Imagine só: há milhões de anos, meteoritos caíram sobre a Terra e causaram um impacto de alta energia, formando uma cratera e derretendo as rochas. Parte desse material fundido foi arremessado para longe, viajando pela atmosfera e esfriando rapidamente. O resultado são os tectitos, vidros naturais raros encontrados a grandes distâncias do local da colisão original.

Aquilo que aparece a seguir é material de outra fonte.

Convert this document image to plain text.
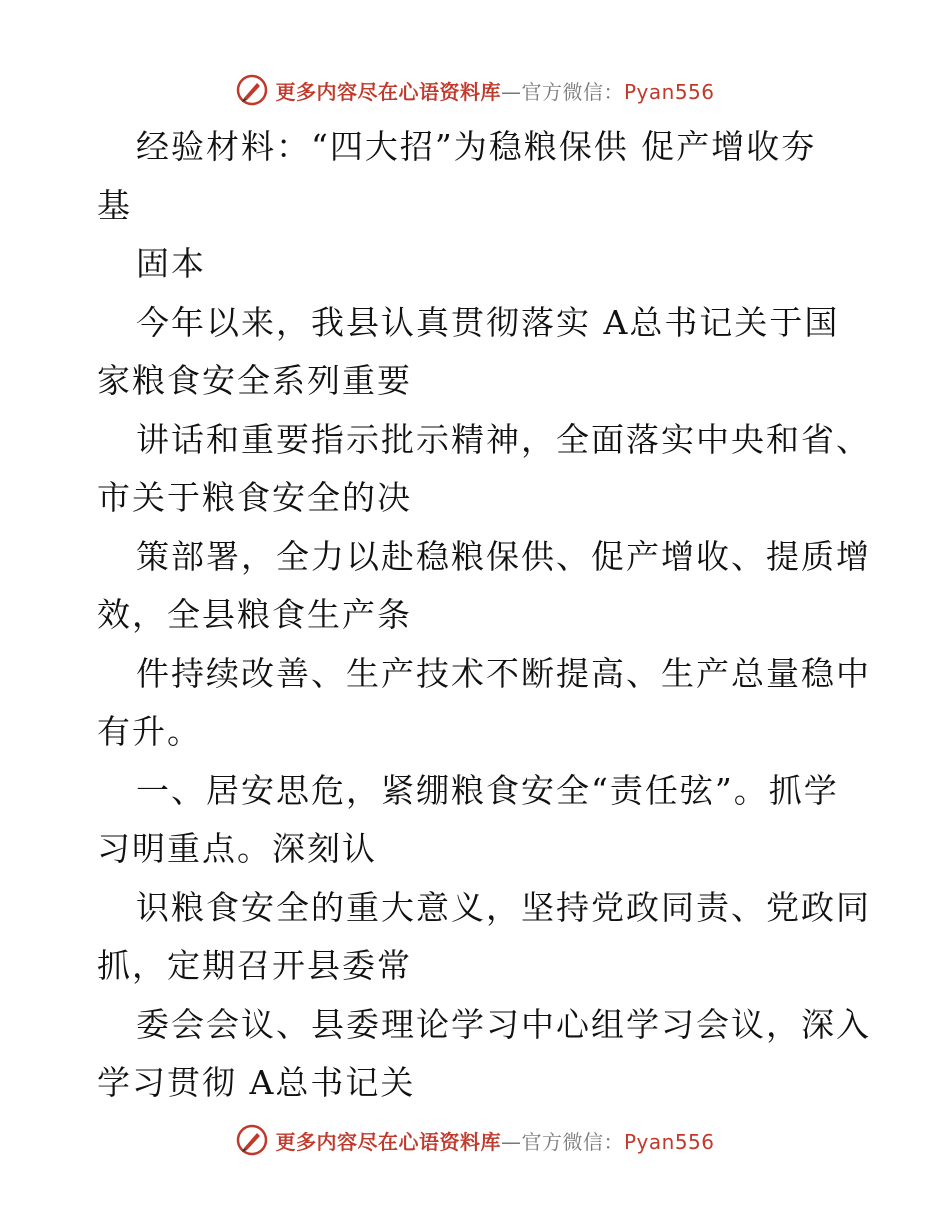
更多内容尽在心语资料库—官方微信：Pyan556
经验材料：“四大招”为稳粮保供 促产增收夯
基
固本
今年以来，我县认真贯彻落实 A总书记关于国
家粮食安全系列重要
讲话和重要指示批示精神，全面落实中央和省、
市关于粮食安全的决
策部署，全力以赴稳粮保供、促产增收、提质增
效，全县粮食生产条
件持续改善、生产技术不断提高、生产总量稳中
有升。
一、居安思危，紧绷粮食安全“责任弦”。抓学
习明重点。深刻认
识粮食安全的重大意义，坚持党政同责、党政同
抓，定期召开县委常
委会会议、县委理论学习中心组学习会议，深入
学习贯彻 A总书记关
更多内容尽在心语资料库—官方微信：Pyan556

Sua superfície é marcada por pequenas cavidades, formadas por bolhas de gás aprisionadas durante o resfriamento acelerado. À primeira vista, os tectitos lembram pedras vulcânicas, com aparência preta e opaca. Mas, contra a luz, revelam uma tonalidade verde translúcida. Outra característica essencial é o teor extremamente baixo de água em sua composição.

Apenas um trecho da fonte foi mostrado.